Used cross-validation (5-fold), synthetic data augmentation, and prioritized simpler models (Random Forest over deep learning). Feature engineering created informative derived features.

Challenge

Imbalanced classes: Pass/fail distribution skewed toward passing students, which could bias the classifier toward the majority class.

Solution

Applied class weighting in the loss function and evaluated using precision, recall, and F1 score in addition to accuracy to ensure balanced performance.

Challenge

Data source reliability: The UCI dataset URL occasionally changes or becomes unavailable, breaking the pipeline.

Solution

Built a synthetic data generator that creates realistic student data as a fallback. The pipeline detects download failures and switches to synthetic data automatically.

Implementation Highlights

Automated Pipeline

Single-command execution: python train.py runs the full pipeline from data ingestion through model evaluation.
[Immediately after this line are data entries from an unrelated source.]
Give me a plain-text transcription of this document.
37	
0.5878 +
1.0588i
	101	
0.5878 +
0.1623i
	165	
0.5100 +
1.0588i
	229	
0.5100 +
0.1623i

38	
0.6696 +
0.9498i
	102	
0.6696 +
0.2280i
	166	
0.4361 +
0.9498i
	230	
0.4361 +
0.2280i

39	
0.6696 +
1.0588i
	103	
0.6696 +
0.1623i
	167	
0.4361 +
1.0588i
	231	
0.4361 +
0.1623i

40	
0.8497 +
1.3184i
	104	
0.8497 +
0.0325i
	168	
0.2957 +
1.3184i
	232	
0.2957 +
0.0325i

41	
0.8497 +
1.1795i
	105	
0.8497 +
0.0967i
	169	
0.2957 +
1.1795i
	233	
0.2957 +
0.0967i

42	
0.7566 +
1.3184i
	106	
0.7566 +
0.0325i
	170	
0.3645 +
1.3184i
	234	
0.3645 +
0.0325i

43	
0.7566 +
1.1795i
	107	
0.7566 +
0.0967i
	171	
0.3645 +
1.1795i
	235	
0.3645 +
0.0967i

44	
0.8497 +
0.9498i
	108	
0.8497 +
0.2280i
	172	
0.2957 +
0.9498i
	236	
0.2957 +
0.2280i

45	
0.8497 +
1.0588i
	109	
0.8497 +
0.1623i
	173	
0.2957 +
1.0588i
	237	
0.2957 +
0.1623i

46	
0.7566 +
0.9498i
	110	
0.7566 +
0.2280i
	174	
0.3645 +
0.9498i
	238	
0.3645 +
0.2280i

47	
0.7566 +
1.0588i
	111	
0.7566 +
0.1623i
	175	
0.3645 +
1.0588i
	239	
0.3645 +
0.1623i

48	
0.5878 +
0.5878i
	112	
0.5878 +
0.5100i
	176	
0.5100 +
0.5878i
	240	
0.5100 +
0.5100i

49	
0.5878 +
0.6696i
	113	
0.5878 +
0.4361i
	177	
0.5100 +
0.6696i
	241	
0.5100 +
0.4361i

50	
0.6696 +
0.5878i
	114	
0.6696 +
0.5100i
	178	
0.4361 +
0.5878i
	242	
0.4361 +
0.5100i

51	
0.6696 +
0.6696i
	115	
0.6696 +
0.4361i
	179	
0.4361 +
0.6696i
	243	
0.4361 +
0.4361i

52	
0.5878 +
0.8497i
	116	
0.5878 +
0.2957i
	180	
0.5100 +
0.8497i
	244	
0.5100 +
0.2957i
All artifacts are versioned and stored in artifacts/.

Interactive Dashboard

Streamlit app provides real-time predictions with feature sliders, model comparison views, and feature importance visualization. No coding required to use.

sklearn Pipelines

All preprocessing (imputation, scaling, encoding) is bundled into sklearn Pipeline objects, ensuring consistent transformation between training and inference.

Model Comparison

Six models compared across 4 metrics (R², RMSE, MAE, Accuracy) with automatic best-model selection. Results logged to a comparison CSV for analysis.

Lessons Learned

Feature engineering had significantly more impact than model selection — engineered features (study efficiency, risk index) improved R² by 0.12 over raw features alone. Cross-validation was essential for reliable performance estimates on the small dataset. The synthetic data fallback proved valuable during development and demonstrations when the source dataset was unavailable.